「SNS疲れ」の次は「AI疲れ」らしいですが、その次はなんでしょうね
「SNSに疲れた」。
最近はこういった話をよく聞くようになりました。
Xもだいぶ闘争を求めるSNSになっていますし、毎日喧嘩している人ばかりで、もう怒りの再放送ばかりで飽きてきますよね。
大人はもちろん、特にZ世代と呼ばれる若い世代を中心に、SNSの利用率や接触時間が伸びなくなったという調査結果も出ているようです。
前のnoteで触れた未成年のSNS規制とかわざわざしなくてもコンテンツとしてつまらなくなって離れていくのであればコスパも良くていいですね。
さておき、まぁSNSは「人に見られる場所」です。
投稿すれば評価され、数字で可視化され、少し目立てば時には見知らぬ人から心無い言葉を投げられます。
しかも見られないと世界に取り残された感じになりますし、目立てば見当違いな批判、疲れるのは当然かなと思います。
それで人々がどこに向かったかというと、AIだったりします。
ChatGPTやGeminiといった生成AIは、評価しません。
気を遣わなくていいですし、「いいね」の数を気にしなくていいんですね。
何を聞いても否定されませんし、ある意味で、現在のSNSの対極にある存在のポジションに収まっているように思います。
ただ、ここからが面白いなぁと思うのですが、最近では「AI疲れ」という言葉も出てきています。
AIが生成したコンテンツが溢れすぎて、「どれが本物かわからない」「完璧すぎて逆に気持ち悪い」という感覚も広がっているようです。
不気味の谷とかチューリングテストとかを持ち上げるまでもなく、まぁまぁ実感としてもそんな感じを持っていたりします。
SNSのタイムラインを開けば、人間が書いたのかAIが書いたのかわからない文章や画像が並んでいて、「これはSNSなのだろうか?」みたいな毎回判定していたら疲れますよね。
それで今度はどこに向かうかというと、「リアル回帰」だそうです。
クローズドなコミュニティ、少人数の信頼できる関係性、直接会って話す体験。
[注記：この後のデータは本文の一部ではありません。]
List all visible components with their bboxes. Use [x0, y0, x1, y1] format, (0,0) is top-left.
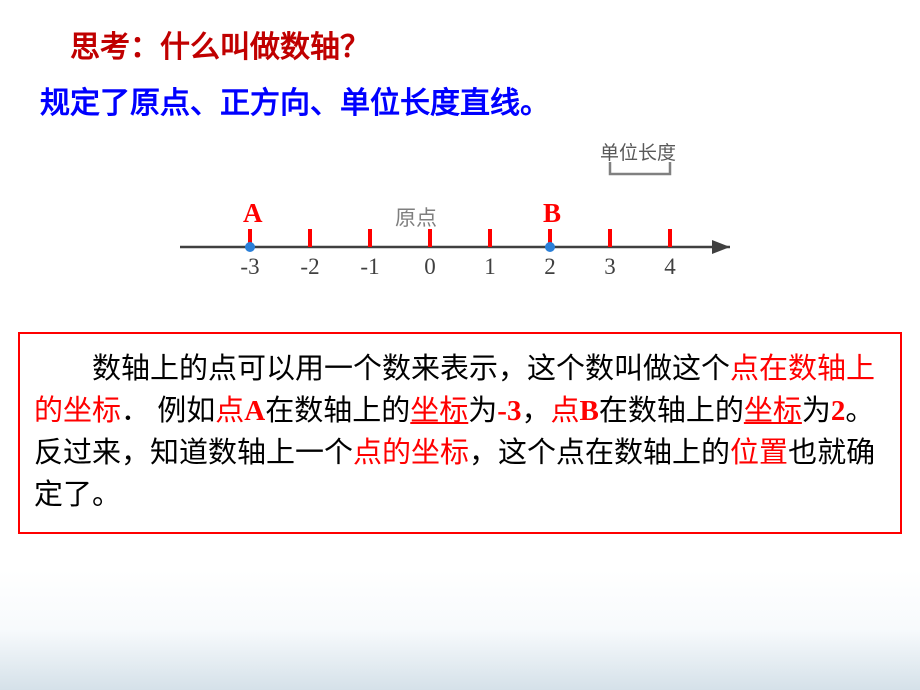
- text-seg: ． 例如: [121, 395, 215, 427]
- explanation-box: 数轴上的点可以用一个数来表示，这个数叫做这个点在数轴上的坐标． 例如点A在数轴上…: [18, 332, 902, 534]
- text-highlight: B: [580, 395, 599, 427]
- tick-label: 0: [424, 254, 436, 280]
- slide-content: 思考：什么叫做数轴？ 规定了原点、正方向、单位长度直线。 单位长度 原点 A B: [0, 0, 920, 534]
- tick-label: 2: [544, 254, 556, 280]
- tick-label: 3: [604, 254, 616, 280]
- number-line-axis: [0, 132, 920, 332]
- definition-line: 规定了原点、正方向、单位长度直线。: [0, 78, 920, 132]
- text-seg: 为: [802, 395, 831, 427]
- tick-label: 4: [664, 254, 676, 280]
- tick-label: 1: [484, 254, 496, 280]
- tick-label: -1: [360, 254, 379, 280]
- tick-label: -3: [240, 254, 259, 280]
- number-line-diagram: 单位长度 原点 A B -3 -2 -1 0 1: [0, 132, 920, 332]
- text-seg: 在数轴上的: [599, 395, 744, 427]
- text-highlight: -3: [497, 395, 521, 427]
- explanation-paragraph: 数轴上的点可以用一个数来表示，这个数叫做这个点在数轴上的坐标． 例如点A在数轴上…: [34, 348, 886, 516]
- text-highlight: 2: [831, 395, 846, 427]
- text-highlight: 点的坐标: [353, 437, 469, 469]
- text-seg: ，这个点在数轴上的: [469, 437, 730, 469]
- background-decoration: [0, 570, 920, 690]
- text-highlight: 位置: [730, 437, 788, 469]
- text-seg: ，: [521, 395, 550, 427]
- text-highlight: A: [244, 395, 265, 427]
- text-seg: 数轴上的点可以用一个数来表示，这个数叫做这个: [92, 353, 730, 385]
- question-heading: 思考：什么叫做数轴？: [0, 0, 920, 78]
- text-seg: 为: [468, 395, 497, 427]
- text-highlight: 点: [215, 395, 244, 427]
- text-seg: 在数轴上的: [265, 395, 410, 427]
- text-underline: 坐标: [744, 395, 802, 427]
- text-underline: 坐标: [410, 395, 468, 427]
- text-highlight: 点: [550, 395, 579, 427]
- tick-label: -2: [300, 254, 319, 280]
2026年のトレンドキーワードは「コミュニティ・ファースト」だという記事も見かけました。
こんな記事も見たりしました。
でも、少し不思議ですよね。
そもそも私たちがSNSに行ったのは、リアルの人間関係に何らかの限界を感じたからではなかったのかなぁと思うわけです。
学校や職場の狭いコミュニティでは出会えない人と繋がりたい。
現実のコミュニティにつかれて、少し距離感のある場所に行きたい。
自分の考えを発信したい。
趣味の合う仲間を見つけたい。
そういった動機でSNSを始めた人は多いかと思います。
つまり、現実に疲れてSNSに行き、SNSに疲れてAIに行き、AIに疲れて現実に戻るという現象が起きているわけです。
たぶん、きっとまたSNSみたいな場所に戻るのではないでしょうか。というのも、人間がこういった感じだからなのかなぁ?と思ったりします。
SNSが悪いわけでも、AIが悪いわけでも、現実世界が悪いわけでもないでしょう。
どこにいても、結局は人間関係の煩わしさや、情報の多さや、自分と他者の比較から完全には逃れられません。
場所を変えても、自分や人間としての在り方は変わらないからです。
「次の場所に行けば今度こそ理想の環境がある」と期待しすぎると、また同じことの繰り返しになるわけですね。
「次の場所に行けない」、例えば、結婚して子供を作ったりすると「次の場所」には行けず、基本的には現実世界に縛られるのでいい意味でユートピア探しが終わったりするのかなぁ?とかも最近思うように思いました。